India CricketAfter batting creditably for most part of their first innings, India handed over the advantage to Australia by poor batting show on fourth day morning. Once the Rohit Sharma-Wriddhiman Saha stand was broken at 399, the rest of the flame blew out for the addition of just 45 runs. Of these, Mohammad Shami contributed 34 off 24 balls in cavalier fashion. Shami’s unusually belligerent show avoided an earlier rout for India and delayed the start for Australia’s second innings. But such small consolation did not stop the Australian batting machine because, coming back again, they simply repeated their first innings’ performance by scoring briskly and putting on 290/4, when stumps were drawn. David Warner followed up his first-innings century with one more and Steven Smith remained not out on 52. Yet again, India’s bowlers failed to impress with the exception of debutant Karn Sharma. Now it will be a daunting task for Virat Kohli and his men to save the match on last day with Australia in front by a massive 363 runs. On the last day, India need to bat for 98 overs without getting out, if the match has to be saved.

India began the day with their overnight score of 363/5. For a while, it appeared that Rohit Sharma and Wriddhiman Saha would continue and drive India to safety. But the Aussie bowlers pushed hard for victory. They knew that once the remaining five wickets are taken cheaply, the batsmen can quickly build up a solid advantage to put India under anxiety on the last day. Nathan Lyons top-spinners did the trick for Australia as the bowler was able use the footmarks on the pitch and elicit considerable bounce. But Lyons came a little late as Clarke employed Ryan Harris and Mitchell Johnson in the early morning and Sharma and Saha could easily deal with the pace. It was only after about thirty minutes that Clarke brought spin. Rohit Sharma had scored a boundary off Lyon, when the bowler sent down a slightly varying delivery that had the extra bounce. Sharma fell in the trap and scooped a caught-and-bowled chance that Lyon held with glee. Clarke had Peter Siddle bowling from the other end despite being ineffective on the third day. But Siddle he found his rhythm and beat Karn Sharma all ends up to scatter his stumps. Mohammad Shami would also have gone early if Siddle had not dropped him at the boundary off Lyon. Shami had nothing to lose as he slogged with gay abandon, while Saha was content to keep his head down at the other end. Saha was the first to depart to a bat-and-pad chance that looked questionable. But after several replays, Saha’s dismissal was confirmed. It was clear that India’s tail-enders didn’t apply themselves to the task and frittered away their chances. Lyon collected his fifth wicket of the innings after extracting another bat-and-pad catch from Ishant Sharma. After slogging some more, Shami finally holed out to Siddle and India innings folded at 444. Australia, thus secured a vital 73-run lead on the first innings and the match hinged on Australian batsmen’s second innings performance.

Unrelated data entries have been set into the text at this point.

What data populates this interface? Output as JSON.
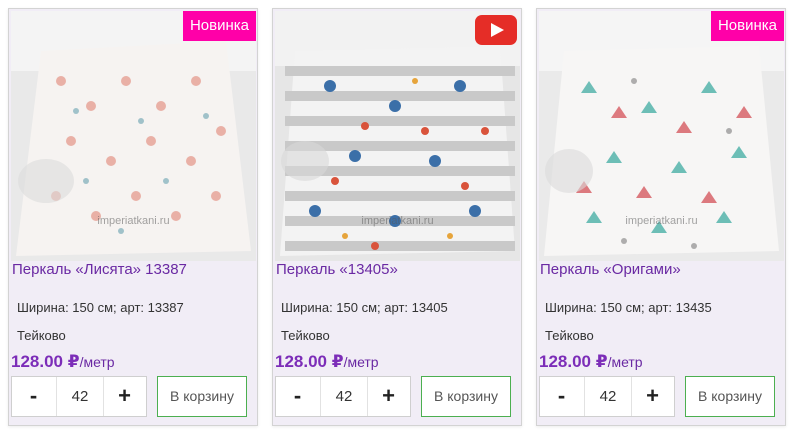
{
  "products": [
    {
      "badge": "Новинка",
      "watermark": "imperiatkani.ru",
      "title": "Перкаль «Лисята» 13387",
      "specs": "Ширина: 150 см; арт: 13387",
      "factory": "Тейково",
      "price": "128.00 ₽",
      "unit": "/метр",
      "qty_minus": "-",
      "qty_value": "42",
      "qty_plus": "+",
      "cart_label": "В корзину"
    },
    {
      "badge_icon": "youtube-play-icon",
      "watermark": "imperiatkani.ru",
      "title": "Перкаль «13405»",
      "specs": "Ширина: 150 см; арт: 13405",
      "factory": "Тейково",
      "price": "128.00 ₽",
      "unit": "/метр",
      "qty_minus": "-",
      "qty_value": "42",
      "qty_plus": "+",
      "cart_label": "В корзину"
    },
    {
      "badge": "Новинка",
      "watermark": "imperiatkani.ru",
      "title": "Перкаль «Оригами»",
      "specs": "Ширина: 150 см; арт: 13435",
      "factory": "Тейково",
      "price": "128.00 ₽",
      "unit": "/метр",
      "qty_minus": "-",
      "qty_value": "42",
      "qty_plus": "+",
      "cart_label": "В корзину"
    }
  ],
  "colors": {
    "card_bg": "#f1edf6",
    "badge_bg": "#ff00a8",
    "title": "#6a29a3",
    "price": "#7c2db8",
    "cart_border": "#4caf50",
    "youtube": "#e52d27"
  }
}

David Warner can wreak havoc on a battery of bowlers on his day. He began where he had left off in the first innings after being quiet in the 45 minutes before lunch. But soon after lunch, he began hitting the bowlers with usual and unusual strokes. His sole purpose was fattening Australia’s lead. Taking turns, he lofted Karn Sharma and M Vijay repeatedly over their heads and banged them through cover when they bowled the short stuff. In addition, Warner also used the reverse sweep to good effect and hit Australia’s first six of the Test, when he lifted Murali Vijay high over midwicket. When he reached 63, he stopped for a while to pay his homage to Phillip Hughes, whose final score was 63 as well. This was the second time in the match that Warner was doing so. Despite Kohli making frequent bowling changes, he didn’t know how to stop the rampaging Warner. But Karn Sharma got a wicket, when he dismissed Chris Rogers. By and large, Indian bowlers failed to create any impact on the determined Australians in general and David Warner in particular. Since India cannot win the first test, any other result will ensure Warner emerging as the player of this match.

By tea, Australians were 212 runs in front but despite Watson and Clarke falling, Warner went on with his job albeit a tad slowly. He finally reached his second hundred in the match and when he departed at 102, he had taken 166 balls. But more importantly, with Steven Smith and Mitchell Marsh taking the onus of further build up, Australia ended the day at 290/5, with a 363-run lead over India.

It is unlikely that the Aussies will bat tomorrow and a target of 364 will be too stiff for India on the last day. But Australia will not leave any stone unturned in pressurizing India through 98 overs that India must endure on Saturday. 98 overs would give Australia enough time to force a win in this highly emotional test match.